Lonjakan permintaan sarung tangan karet di tengah pandemi global virus corona memperburuk kondisi sejumlah pekerja migran di pabrik-pabrik Malaysia yang menyediakan banyak pasokan pakaian pelindung dunia, menurut sebuah studi baru yang dilakukan para peneliti Inggris.

Mempekerjakan banyak pekerja migran dari negara-negara Asia berpenghasilan rendah, Malaysia memproduksi sekitar dua pertiga dari sarung tangan sekali pakai yang dijual ke seluruh dunia, termasuk kepada the National Health Service, NHS, atau Layanan Kesehatan Nasional di Inggris. Pabrik-pabrik itu melihat lonjakan permintaan selama satu setengah tahun terakhir, menghasilkan rekor keuntungan bagi pemiliknya.

Pengujian kualitas produksi sarung tangan di pabrik Top Glove di Meru, luar Kuala Lumpur, Malaysia, 25 Juni 2009. (Foto: dok/REUTERS)

Pabrik-pabrik sarung tangan Malaysia kini diserang oleh beberapa laporan terkait kondisi kerja yang buruk selama bertahun-tahun, jam kerja yang panjang dengan upah minimum, asrama penampungan pekerja yang sempit dan kotor serta cedera dalam pekerjaan yang mengerikan.

Modern Slavery & Human Rights Policy & Evidence Center yang berbasis di Inggris, melaksanakan penelitian berdasarkan survei yang dilakukan terhadap sekitar 1.500 pekerja dan menguraikan bahwa pandemi telah memperburuk kondisi tersebut.

Pekerja Top Glove antre untuk tes COVID-19 di luar asrama mereka dengan pembatasan ketat di Klang, Malaysia 18 November 2020. 2020. (REUTERS/Lim Huey Teng/File Photo)

Temuan itu terungkap dalam sebuah laporan berjudul, “Kerja Paksa dalam Rantai Pasokan Sarung Tangan Medis Malaysia Sebelum dan Selama Pandemi COVID-19: Bukti, Skala, dan Solusi,” pada 1 Juli 2021.

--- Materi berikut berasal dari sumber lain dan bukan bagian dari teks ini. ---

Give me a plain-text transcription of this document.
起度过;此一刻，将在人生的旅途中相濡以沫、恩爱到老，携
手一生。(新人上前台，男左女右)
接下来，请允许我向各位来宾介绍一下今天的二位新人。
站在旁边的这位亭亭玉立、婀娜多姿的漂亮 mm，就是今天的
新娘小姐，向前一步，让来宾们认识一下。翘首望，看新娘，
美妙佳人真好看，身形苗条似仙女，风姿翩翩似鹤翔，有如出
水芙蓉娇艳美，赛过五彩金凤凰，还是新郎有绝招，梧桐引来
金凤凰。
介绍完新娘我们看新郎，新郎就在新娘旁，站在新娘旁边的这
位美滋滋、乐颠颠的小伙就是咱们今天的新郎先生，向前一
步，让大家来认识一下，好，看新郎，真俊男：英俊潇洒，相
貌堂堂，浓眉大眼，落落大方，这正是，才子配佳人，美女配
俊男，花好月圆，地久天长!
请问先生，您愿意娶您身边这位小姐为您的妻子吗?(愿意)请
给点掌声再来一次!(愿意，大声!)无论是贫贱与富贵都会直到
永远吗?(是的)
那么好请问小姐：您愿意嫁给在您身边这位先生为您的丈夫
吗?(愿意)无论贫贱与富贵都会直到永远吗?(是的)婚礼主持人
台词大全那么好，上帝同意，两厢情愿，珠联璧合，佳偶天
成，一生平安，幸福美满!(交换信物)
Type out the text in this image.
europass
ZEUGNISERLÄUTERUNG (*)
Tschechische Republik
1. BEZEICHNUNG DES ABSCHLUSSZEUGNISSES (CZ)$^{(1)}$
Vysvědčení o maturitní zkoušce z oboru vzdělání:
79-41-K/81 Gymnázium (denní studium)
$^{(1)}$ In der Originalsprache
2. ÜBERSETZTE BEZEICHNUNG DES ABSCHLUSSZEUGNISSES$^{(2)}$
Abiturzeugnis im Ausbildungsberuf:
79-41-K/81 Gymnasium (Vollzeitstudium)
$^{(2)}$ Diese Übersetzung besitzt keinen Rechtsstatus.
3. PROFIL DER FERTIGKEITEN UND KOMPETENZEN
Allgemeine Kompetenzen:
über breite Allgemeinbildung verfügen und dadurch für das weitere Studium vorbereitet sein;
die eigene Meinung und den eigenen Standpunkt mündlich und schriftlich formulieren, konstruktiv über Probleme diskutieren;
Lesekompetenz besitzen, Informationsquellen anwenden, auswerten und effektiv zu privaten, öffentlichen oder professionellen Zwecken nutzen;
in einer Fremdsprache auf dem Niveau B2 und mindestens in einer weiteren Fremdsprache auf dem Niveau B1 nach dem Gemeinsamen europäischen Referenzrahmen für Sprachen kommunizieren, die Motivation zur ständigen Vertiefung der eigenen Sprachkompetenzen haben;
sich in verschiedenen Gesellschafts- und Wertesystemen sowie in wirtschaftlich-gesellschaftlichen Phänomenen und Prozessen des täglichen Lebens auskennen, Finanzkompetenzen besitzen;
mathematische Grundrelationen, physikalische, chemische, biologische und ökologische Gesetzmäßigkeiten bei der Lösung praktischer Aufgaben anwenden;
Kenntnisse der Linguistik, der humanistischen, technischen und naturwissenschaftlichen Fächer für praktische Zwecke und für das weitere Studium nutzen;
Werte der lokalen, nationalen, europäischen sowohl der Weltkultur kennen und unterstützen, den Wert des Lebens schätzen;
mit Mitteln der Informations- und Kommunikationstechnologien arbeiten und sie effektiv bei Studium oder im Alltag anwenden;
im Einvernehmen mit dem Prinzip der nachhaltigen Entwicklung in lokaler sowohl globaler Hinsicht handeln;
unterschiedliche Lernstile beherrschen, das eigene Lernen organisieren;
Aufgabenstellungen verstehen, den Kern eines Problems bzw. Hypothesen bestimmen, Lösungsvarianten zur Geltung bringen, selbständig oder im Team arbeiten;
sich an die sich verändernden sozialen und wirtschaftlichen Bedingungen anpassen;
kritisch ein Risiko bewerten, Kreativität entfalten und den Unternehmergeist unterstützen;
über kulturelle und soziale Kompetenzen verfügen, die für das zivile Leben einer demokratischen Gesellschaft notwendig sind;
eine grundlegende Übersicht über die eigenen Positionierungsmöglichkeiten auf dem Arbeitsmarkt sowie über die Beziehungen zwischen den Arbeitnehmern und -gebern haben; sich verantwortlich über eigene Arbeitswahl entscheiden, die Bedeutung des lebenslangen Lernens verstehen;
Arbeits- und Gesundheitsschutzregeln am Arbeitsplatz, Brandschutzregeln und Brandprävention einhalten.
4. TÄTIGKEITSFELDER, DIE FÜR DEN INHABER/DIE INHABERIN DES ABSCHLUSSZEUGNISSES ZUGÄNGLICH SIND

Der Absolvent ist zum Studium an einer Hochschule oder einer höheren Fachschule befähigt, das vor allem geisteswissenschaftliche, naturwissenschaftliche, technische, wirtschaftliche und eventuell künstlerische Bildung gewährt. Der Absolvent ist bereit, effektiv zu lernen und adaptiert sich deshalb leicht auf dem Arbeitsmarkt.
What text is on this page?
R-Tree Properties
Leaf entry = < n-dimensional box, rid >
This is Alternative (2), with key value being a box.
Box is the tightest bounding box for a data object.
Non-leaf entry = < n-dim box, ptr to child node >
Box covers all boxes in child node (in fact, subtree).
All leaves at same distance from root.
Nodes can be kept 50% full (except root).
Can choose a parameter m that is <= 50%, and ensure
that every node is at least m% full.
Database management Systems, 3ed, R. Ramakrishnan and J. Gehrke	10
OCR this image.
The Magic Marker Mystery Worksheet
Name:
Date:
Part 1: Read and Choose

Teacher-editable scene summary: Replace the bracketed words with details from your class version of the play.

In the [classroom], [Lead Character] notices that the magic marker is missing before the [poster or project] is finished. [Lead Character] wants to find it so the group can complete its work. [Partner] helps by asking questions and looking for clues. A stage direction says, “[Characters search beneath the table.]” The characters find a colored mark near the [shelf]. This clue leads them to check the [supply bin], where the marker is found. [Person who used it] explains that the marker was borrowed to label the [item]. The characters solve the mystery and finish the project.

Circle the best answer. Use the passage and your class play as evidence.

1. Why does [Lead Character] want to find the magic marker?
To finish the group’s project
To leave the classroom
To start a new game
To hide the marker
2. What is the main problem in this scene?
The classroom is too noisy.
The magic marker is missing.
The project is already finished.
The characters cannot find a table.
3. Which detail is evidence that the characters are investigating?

Kepada tim peneliti, sejumlah pekerja mengungkapkan kombinasi lonjakan jumlah pemesanan dan karyawan yang lebih sedikit, karena pembatasan perjalanan internasional, sehingga mempersulit pabrik-pabrik untuk mengisi lowongan, dan menambah tekanan terhadap pekerja agar bekerja lebih keras, lebih cepat, dan lebih lama. [mg/jm]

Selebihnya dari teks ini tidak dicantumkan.